The campaign against the Menwith Hill base was documented by Duncan Campbell in the Channel 4 documentary The Hill.
In 2001, Percy submitted a memorandum to the House of Commons about an expansion of jurisdiction of the Ministry of Defence Police (MDP), which she opposed on several grounds, including what she denoted as an "extension of the jurisdiction of the MDP into areas not naturally within their stated role", thus essentially exposing "the citizen .... to a police force".[11]

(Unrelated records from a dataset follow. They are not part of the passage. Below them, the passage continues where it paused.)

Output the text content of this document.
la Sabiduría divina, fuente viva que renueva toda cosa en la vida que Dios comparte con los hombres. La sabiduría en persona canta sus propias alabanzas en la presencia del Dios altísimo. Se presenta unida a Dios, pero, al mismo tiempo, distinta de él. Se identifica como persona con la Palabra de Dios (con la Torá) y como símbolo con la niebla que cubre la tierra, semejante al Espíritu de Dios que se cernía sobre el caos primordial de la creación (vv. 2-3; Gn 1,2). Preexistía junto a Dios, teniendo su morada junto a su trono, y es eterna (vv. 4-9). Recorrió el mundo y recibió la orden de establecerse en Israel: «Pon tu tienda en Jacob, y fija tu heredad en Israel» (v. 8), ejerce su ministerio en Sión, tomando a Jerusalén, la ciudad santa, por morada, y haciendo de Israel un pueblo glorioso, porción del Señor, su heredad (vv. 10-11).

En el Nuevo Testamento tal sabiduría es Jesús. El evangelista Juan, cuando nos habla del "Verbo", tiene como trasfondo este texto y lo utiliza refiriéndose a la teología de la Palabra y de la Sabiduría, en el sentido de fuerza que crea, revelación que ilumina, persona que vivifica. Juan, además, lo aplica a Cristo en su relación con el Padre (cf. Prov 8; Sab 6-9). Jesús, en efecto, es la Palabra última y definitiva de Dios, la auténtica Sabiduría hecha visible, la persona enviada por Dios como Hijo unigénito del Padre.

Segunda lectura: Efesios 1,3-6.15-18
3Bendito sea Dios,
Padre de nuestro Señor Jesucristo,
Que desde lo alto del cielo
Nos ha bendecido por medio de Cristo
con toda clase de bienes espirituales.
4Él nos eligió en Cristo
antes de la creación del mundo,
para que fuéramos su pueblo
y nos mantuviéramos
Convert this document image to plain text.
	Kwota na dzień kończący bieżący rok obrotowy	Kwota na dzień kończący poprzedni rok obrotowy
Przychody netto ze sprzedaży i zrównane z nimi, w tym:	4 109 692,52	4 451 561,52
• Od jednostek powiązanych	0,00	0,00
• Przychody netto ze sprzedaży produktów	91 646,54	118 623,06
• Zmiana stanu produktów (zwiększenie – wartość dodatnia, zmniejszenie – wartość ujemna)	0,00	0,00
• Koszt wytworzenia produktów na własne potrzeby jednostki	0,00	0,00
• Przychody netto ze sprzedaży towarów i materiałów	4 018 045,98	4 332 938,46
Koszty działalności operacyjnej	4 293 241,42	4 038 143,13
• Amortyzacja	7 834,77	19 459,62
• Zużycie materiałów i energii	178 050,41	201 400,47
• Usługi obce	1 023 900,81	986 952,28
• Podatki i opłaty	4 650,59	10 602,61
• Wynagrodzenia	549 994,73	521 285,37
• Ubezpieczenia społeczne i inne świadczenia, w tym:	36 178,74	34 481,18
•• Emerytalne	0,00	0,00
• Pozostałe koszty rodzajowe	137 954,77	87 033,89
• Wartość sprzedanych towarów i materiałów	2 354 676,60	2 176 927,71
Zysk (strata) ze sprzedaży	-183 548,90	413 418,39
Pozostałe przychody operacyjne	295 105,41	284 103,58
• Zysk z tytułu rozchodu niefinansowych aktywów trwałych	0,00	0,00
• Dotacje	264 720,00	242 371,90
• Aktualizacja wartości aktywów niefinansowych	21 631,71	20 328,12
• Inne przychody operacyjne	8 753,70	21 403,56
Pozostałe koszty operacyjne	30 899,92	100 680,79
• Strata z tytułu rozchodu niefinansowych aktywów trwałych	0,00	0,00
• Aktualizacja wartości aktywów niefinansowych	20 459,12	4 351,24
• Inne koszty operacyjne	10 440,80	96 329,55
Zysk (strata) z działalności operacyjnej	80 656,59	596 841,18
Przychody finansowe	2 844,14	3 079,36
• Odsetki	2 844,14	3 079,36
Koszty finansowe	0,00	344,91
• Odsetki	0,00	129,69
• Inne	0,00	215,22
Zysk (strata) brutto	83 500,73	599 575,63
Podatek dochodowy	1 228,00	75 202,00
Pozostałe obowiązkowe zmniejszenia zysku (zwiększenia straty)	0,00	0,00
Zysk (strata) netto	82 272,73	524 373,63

In 2002, Percy submitted for information held about her by the government under the Data Protection Act 1998. The MDP admitted that it held a "considerable amount of data" on Percy, but also that it was "so much" and scattered around its filing cabinets, that it would take "too much effort to dig it out". They suggested that she could identify specific incidents to narrow down their search for documents. She did so, but again the MDP refused to retrieve the information, arguing that the documents on her were exempted from release, as they contained "sensitive information" to help in the "prevention and detection of crime".[12]
In 2002, Percy spoke at Levellers Day.[13] She was a speaker at the Global Network 2008 conference,[14] and the European Humanist Conference.[15]
In 2008, Percy gave evidence to a Parliamentary inquiry into police tactics.[16] [17] She subsequently stated "It is becoming increasingly difficult to get satisfaction through the formal processes of our democracy."[18]
She rallied support for the hunger strike of Czech activist Jan Tamas who, along with Jan Bednar, were protesting the Ground-Based Midcourse Defense facility at Brdy.[19]
Percy was a supporter of and participant in the 2009 World March for Peace and Non-Violence.[20]
Lindis Percy is married, with three grown children and six grandchildren. She lives with her husband Christopher, a retired chaplain, in Harrogate, Yorkshire, where her father once worked as a Church of England scout master.[21] She is a Quaker.
Percy was cast in The Mythologist,[22] a film about Habib "Henry" Azadehdel, aka Dr Armen Victorian, a UFO conspiracy theorist.[23]